The On Going Saga Of Foreclosures On Auto Pilot.
The on-going saga in the foreclosure “robo-signing” fiasco questions whether thousands of homeowners wrongfully foreclosed and evicted will be able to sue lenders.
While the media has focused attention on the improper practices of mortgage servicers the real question is what lenders will do to rectify past wrongs and how homeowners can protect themselves hereafter.
There’s no question now that many mortgage lenders have improperly submitted documents used to force the sales of homes across the country. In some cases many homes were foreclosed even though homeowners were in the process of working through a home loan modification.
Bank officials, relying on their mortgage servicers, signed off on the massive foreclosure paperwork without doing any reviews. This is now a practice known as “robo-signing.”

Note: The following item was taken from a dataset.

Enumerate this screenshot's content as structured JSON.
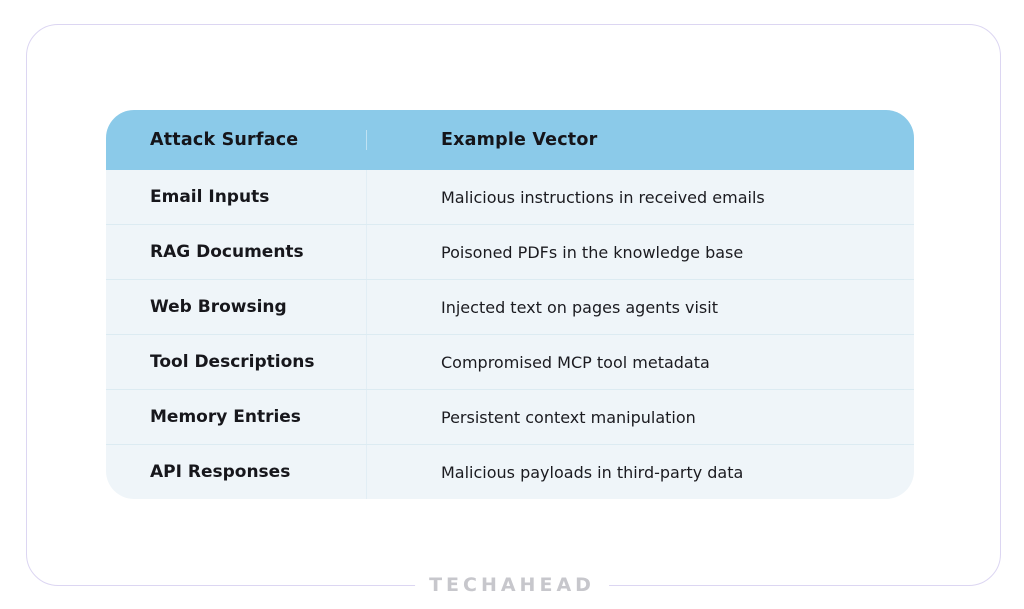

To get a judicial foreclosure the lender must submit proof of ownership and default on the mortgage. This proof typically consists of copies of various documents and a written statement under oath (affidavit) that the documents are true and accurate. To make such a statement, the individual signing the affidavit must not only review the documents but also have some personal basis for believing them to be true. Not just anyone can sign. Thus, this is where the problems begin.
In particular, mortgage lenders have assigned the “statement under oath” task to third-party servicers who not only don’t review the documents but who have no personal knowledge of the facts; and many affidavits were signed outside of the presence of a notary public, contrary to state laws.
In light of the number of questionable documents, 50 State Attorney Generals have joined a coordinated multistate effort to inquire whether or not lenders improperly submitted legal affidavits and other documents in support of foreclosures in those states.
Recent government involvement urged a stop to foreclosures and initially mortgage lenders did halt the progress however lenders decided while they evaluate past documentation deficiencies they will continue forward with foreclosures while making sure they comply with state laws.
Where does this leave inconvenienced and vulnerable homeowners? Well, despite upcoming regulatory changes, homeowners shouldn’t expect quick results and it probably will come down to homeowners hiring lawyers.
Homeowners shouldn’t count on moving back into their home, especially if back payments are owed but there could be compensatory damages paid.
There are too many variables to address here but if you are in this situation, consult a legal expert to go over the facts.